Thursday, November 16, 2006

My fault (pointless)

If you ask most of the people I've ever met, they'll tell you I'm lucky to get from the bed to the bathroom when I wake up. That without significant helpings of their guidance, I'd be living under a bridge somewhere, with my right hand around a fifth of blackberry brandy and my left down my pants somewhere. They'll happily let you know that it's a goddamned motherfucking mystery how I even manage to remember to breathe without them around to remind me of the human body's need for oxygen.

How it works when you do something on your own is, you'll get the thing ninety-eight percent of the way done and then everyone will come out of the woodwork to tell you how to finish it. Most times, the people offering all these pearls of wisdom won't know shit about shit, and it's your own fault for providing them with the platform of pontification. I'm not just talking about writing a book here, either. It's everything. Nobody's around to tell you how to start, but they're damned sure all gonna be there to tell you how to end things "right." The world loves to hear itself speak. It loves to hear itself giving advice. You don't even have to take this damned advice, just as long as the world can sit around and listen to itself offering it to you.

There's too much the world doesn't take into consideration, though. Too much they don't know. There are too many variables involved for the world to constantly tell you how you should be spending your time. Sometimes you wish these dumb motherfuckers would just leave it all to you.

"How about Rob?" asked Johnny. "He'd love to get a shot at that."

"Yeah?" said the Random Guy I Wasn't Introduced To, turning to me. "Can you drive something thirty-five feet long?"

"Uh...I got a CDL Class B, if that means anything. Depends on the weight."

"Gimme your number."

"Uh...I'm...uh...getting a new phone tomorrow, so you can get it from Johnny, I guess."

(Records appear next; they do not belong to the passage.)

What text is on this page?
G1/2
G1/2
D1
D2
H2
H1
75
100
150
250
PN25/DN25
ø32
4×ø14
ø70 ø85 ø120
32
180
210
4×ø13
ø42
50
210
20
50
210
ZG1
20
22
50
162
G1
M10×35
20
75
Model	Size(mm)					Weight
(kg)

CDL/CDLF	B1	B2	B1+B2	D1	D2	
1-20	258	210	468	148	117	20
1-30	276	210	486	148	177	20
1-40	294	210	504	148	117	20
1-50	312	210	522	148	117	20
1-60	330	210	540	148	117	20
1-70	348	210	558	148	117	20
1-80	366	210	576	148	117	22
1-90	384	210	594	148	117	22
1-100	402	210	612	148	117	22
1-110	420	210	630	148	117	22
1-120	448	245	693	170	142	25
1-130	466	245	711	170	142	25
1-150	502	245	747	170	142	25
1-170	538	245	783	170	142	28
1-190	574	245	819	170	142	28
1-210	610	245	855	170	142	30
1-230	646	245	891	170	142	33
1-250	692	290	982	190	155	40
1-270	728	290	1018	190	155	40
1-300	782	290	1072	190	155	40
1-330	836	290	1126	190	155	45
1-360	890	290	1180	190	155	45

"I hope," he said, walking away, "you got a clean license."

"What the fuck?" I asked Johnny. "Why the fuck would you possibly tell that guy I was interested in driving a fucking cement truck?"

"How can you turn that down?"

"I can turn it down because I don't wanna fucking do it, that's how."

"What?" he asked. "You don't wanna make money? That could be at least a buck a day, and all you gotta make it in is Saturday mornings. It's all house jobs. The only people who need concrete on Saturdays are guys pourin' driveways and sidewalks."

"It's not about that. I don't wanna drive a fucking truck again. I have absolutely zero interest in driving a damned truck for some guy I met in a restaurant. You give that guy my number, I'm gonna slash your fucking tires."

"Why? You can afford to turn down tit jobs all the sudden?"

"No," I replied, "but I can turn down jobs I don't wanna do."

"How can you afford that?"

"What are you, my fucking accountant now? I got this fucking jerkoff smirking at me, asking me if I can drive something thirty-five feet long, and now I gotta make some shit up 'cause I don't want some guy having my number?"

"I thought you liked driving," he said. "I never seen you turn down work before."

"It's not about turning down work. I wanna work. I wanna work a lot, but I got this thing about people telling me what's good for me all the time."

"Who's tellin' you what's good for you? Who the fuck turns down work? You can't afford to blow jobs off like that. That could lead somewhere."

"Oh, man," I said. "You gotta be shittin' me. Listen, I wanna enjoy my weekends for once. Saturday's my day off. I don't want to have to get up at the crack of dawn on Saturday, work all fucking day doing that shit, then go bounce at night. That's not something I'm looking to do."

"Why you gettin' so pissed about it? I was trying to help you out."

"You don't know the half of it, John. You really don't."

My biggest failing in life is that I'll lend a stranger an ear and tell a friend to go to hell.